Gott und die Sexualität

42. Brief

Liebe Leonie,

der deutsche Psychiater und Autor Manfred Spitzer ist überzeugt: “In unseren Ländern ist Einsamkeit die häufigste Ursache von Krebs, Herzinfarkt, Schlaganfall, Depression und Suchtkrankheiten. Eine epidemisch sich ausbreitende Krankheit mit fatalen Folgen für Körper und Seele.“

Unter Einsamkeit versteht Manfred Spitzer nicht nur soziale Isolation, sondern einen anhaltenden inneren Schmerz der Beziehungslosigkeit, an dem Menschen, auch mitten unter Menschen, im größten Aktivismus, leiden können.“, diese Sichtweise las ich in der Kolumne von Guiseppe Gracia.
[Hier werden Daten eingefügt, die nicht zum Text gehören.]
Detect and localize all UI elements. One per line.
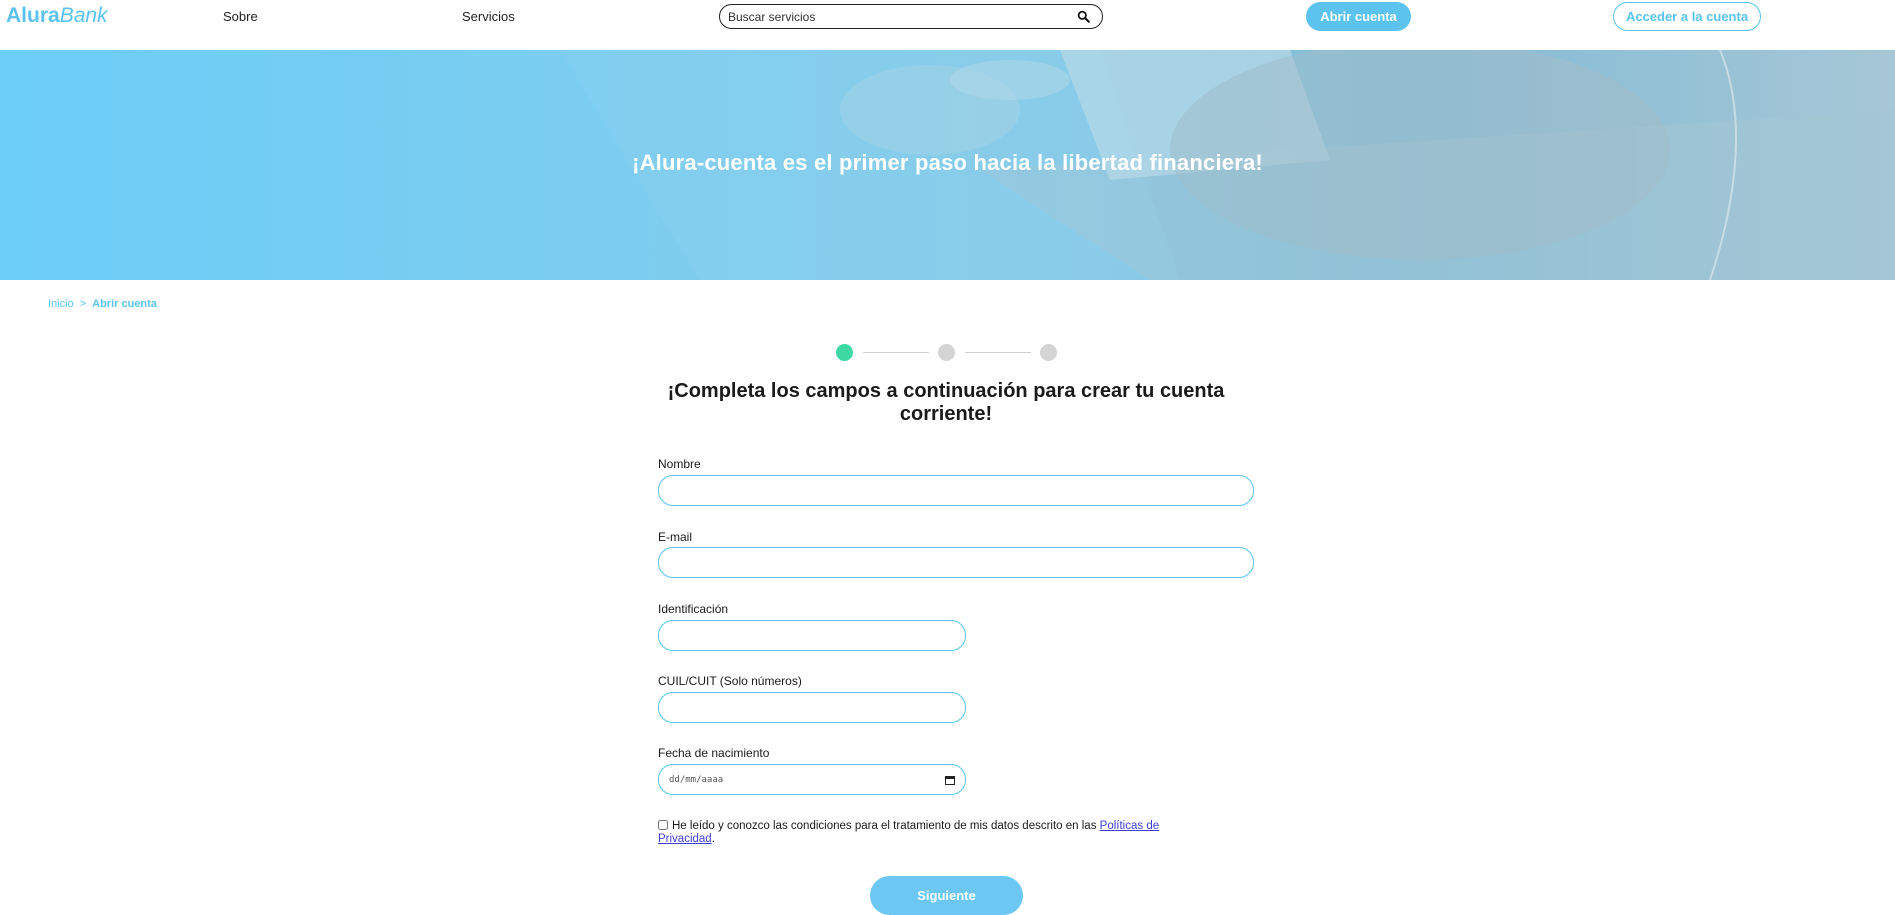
site-header: AluraBank Sobre Servicios Abrir cuenta A… (0, 0, 1895, 50)
search-input[interactable] (728, 9, 1076, 24)
progress-stepper (836, 343, 1058, 361)
cuil-input[interactable] (658, 692, 966, 723)
consent-end: . (711, 833, 715, 845)
fecha-input[interactable]: dd/mm/aaaa (658, 764, 966, 795)
identificacion-label: Identificación (658, 602, 729, 616)
calendar-icon[interactable] (945, 775, 955, 785)
access-account-button[interactable]: Acceder a la cuenta (1613, 2, 1761, 31)
privacy-consent: He leído y conozco las condiciones para … (658, 820, 1218, 846)
form-title: ¡Completa los campos a continuación para… (667, 380, 1225, 425)
nombre-input[interactable] (658, 475, 1254, 506)
date-placeholder: dd/mm/aaaa (669, 774, 724, 785)
privacy-checkbox[interactable] (658, 820, 668, 830)
breadcrumb-home[interactable]: Inicio (48, 298, 74, 310)
nav-sobre[interactable]: Sobre (223, 9, 258, 24)
breadcrumb-separator: > (79, 298, 87, 310)
nav-servicios[interactable]: Servicios (462, 9, 515, 24)
next-button[interactable]: Siguiente (870, 876, 1023, 915)
email-input[interactable] (658, 547, 1254, 578)
identificacion-input[interactable] (658, 620, 966, 651)
step-3-indicator (1040, 344, 1057, 361)
step-1-indicator (836, 344, 853, 361)
logo-bold: Alura (6, 4, 60, 27)
step-connector (965, 352, 1031, 353)
open-account-button[interactable]: Abrir cuenta (1306, 2, 1411, 31)
nombre-label: Nombre (658, 457, 701, 471)
fecha-label: Fecha de nacimiento (658, 746, 770, 760)
search-icon[interactable] (1076, 10, 1090, 24)
logo[interactable]: AluraBank (6, 4, 108, 28)
cuil-label: CUIL/CUIT (Solo números) (658, 674, 802, 688)
hero-banner: ¡Alura-cuenta es el primer paso hacia la… (0, 50, 1895, 280)
hero-title: ¡Alura-cuenta es el primer paso hacia la… (632, 150, 1263, 175)
step-2-indicator (938, 344, 955, 361)
logo-italic: Bank (59, 4, 108, 27)
email-label: E-mail (658, 530, 693, 544)
step-connector (863, 352, 929, 353)
breadcrumb: Inicio > Abrir cuenta (48, 298, 157, 310)
search-bar (719, 4, 1103, 29)
breadcrumb-current: Abrir cuenta (92, 298, 157, 310)
consent-text: He leído y conozco las condiciones para … (672, 820, 1100, 832)
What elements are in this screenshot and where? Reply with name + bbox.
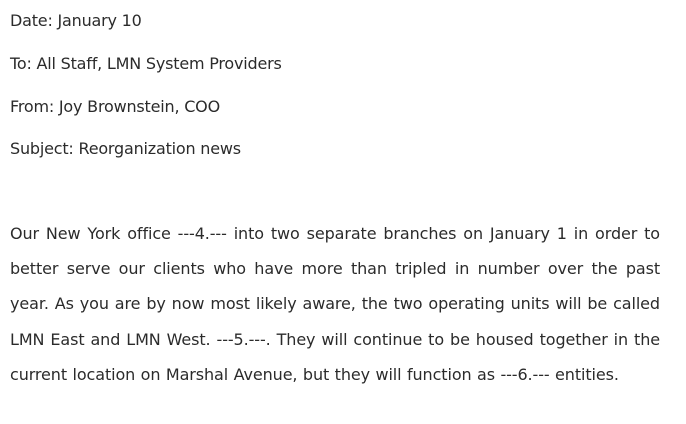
memo-sender: From: Joy Brownstein, COO: [10, 97, 220, 116]
memo-document: Date: January 10 To: All Staff, LMN Syst…: [0, 0, 686, 424]
memo-date: Date: January 10: [10, 11, 142, 30]
memo-recipients: To: All Staff, LMN System Providers: [10, 54, 282, 73]
memo-subject: Subject: Reorganization news: [10, 139, 241, 158]
memo-body-paragraph: Our New York office ---4.--- into two se…: [10, 224, 660, 384]
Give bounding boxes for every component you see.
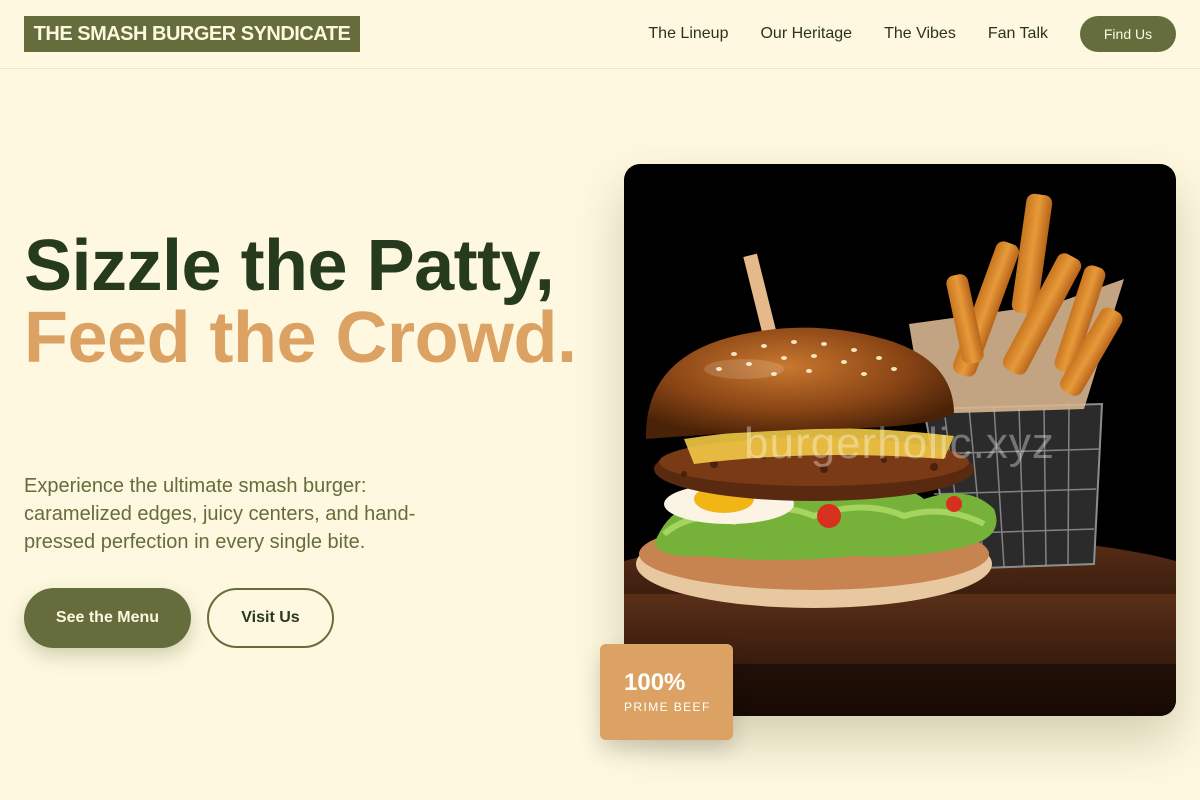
- nav-link-heritage[interactable]: Our Heritage: [760, 25, 852, 43]
- visit-us-button[interactable]: Visit Us: [207, 588, 334, 648]
- badge-value: 100%: [624, 669, 686, 696]
- hero-title-line2: Feed the Crowd.: [24, 298, 577, 378]
- see-menu-button[interactable]: See the Menu: [24, 588, 191, 648]
- site-header: THE SMASH BURGER SYNDICATE The Lineup Ou…: [0, 0, 1200, 69]
- nav-link-vibes[interactable]: The Vibes: [884, 25, 956, 43]
- hero-burger-image: burgerholic.xyz: [624, 164, 1176, 716]
- hero-title-line1: Sizzle the Patty,: [24, 226, 555, 306]
- image-watermark: burgerholic.xyz: [744, 419, 1055, 468]
- badge-label: Prime Beef: [624, 700, 711, 714]
- find-us-button[interactable]: Find Us: [1080, 16, 1176, 52]
- prime-beef-badge: 100% Prime Beef: [600, 644, 733, 740]
- nav-link-fan-talk[interactable]: Fan Talk: [988, 25, 1048, 43]
- hero-description: Experience the ultimate smash burger: ca…: [24, 475, 416, 553]
- main-nav: The Lineup Our Heritage The Vibes Fan Ta…: [648, 16, 1176, 52]
- nav-link-lineup[interactable]: The Lineup: [648, 25, 728, 43]
- site-logo[interactable]: THE SMASH BURGER SYNDICATE: [24, 16, 360, 52]
- hero-title: Sizzle the Patty, Feed the Crowd.: [24, 230, 604, 374]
Ich glaube diesen inneren Schmerz der Beziehungslosigkeit kennen sehr viele Menschen. Aber warum sind im Zeitalter des Internets, des Handys, der unbegrenzten Mobilität und in der über alle Möglichkeiten verfügbaren Welt immer mehr Menschen einsam? Vielleicht liegt auch ein Grund in der überbordenden, banal gelebten Sexualität. Unter dem Motto: „Ich nehme mir, was ich will!“

Kurz vor meiner Hochzeit sprach mich nach der heiligen Messe eine ältere, zierliche Bäuerin aus Eben, die ich sehr schätzte und mochte, an und sagte: „Maria vergiss nie darauf aufzupassen, dass der Ofen in deinem Leben behütet und bewahrt wird. Dass er nie ausgeht und kalt wird!“. Ich dachte lange sie meint damit, dass ich darauf achtgebe, dass es in meinem zukünftigen Zuhause immer schön warm sein sollte. Erst durch den Studiengang Theologie des Leibes erkannte ich, was sie meinte. Diese liebenswerte, weise Ebnerin meinte mein Feuer. Das Feuer der Liebe. Dieses Feuer soll einen Ort schaffen, einen Lebensraum kreieren, in dem es sich gut leben lässt. Dieses Feuer sollte ein Symbol des Lebens sein, das Nahrung und Wärme gibt.

Liebe in ihren verschiedenen Ausprägungen soll durch dieses Feuer entstehen. Die Liebe zu Gott, die Liebe zu Freunden, die Liebe zu meinen Kindern und die Liebe für meinen Mann. Also auch die körperliche Liebe. Dieses Bild des Feuers auch für Sexualität verwendet, gefällt mir besonders gut. Es gibt ja auch die liebevolle Bezeichnung: „Sie ist meine Flamme!“. Dieses Feuer das wärmt, Freude bringt und Leben spendet. Doch dieses Feuer muss behütet werden, denn wenn Flammen nicht kontrolliert werden, werden sie zu einem zerstörerischen Element. Ein außer Kontrolle geratener Brand zerstört, verletzt und treibt Menschen durch die innere Beziehungslosigkeit in die Einsamkeit.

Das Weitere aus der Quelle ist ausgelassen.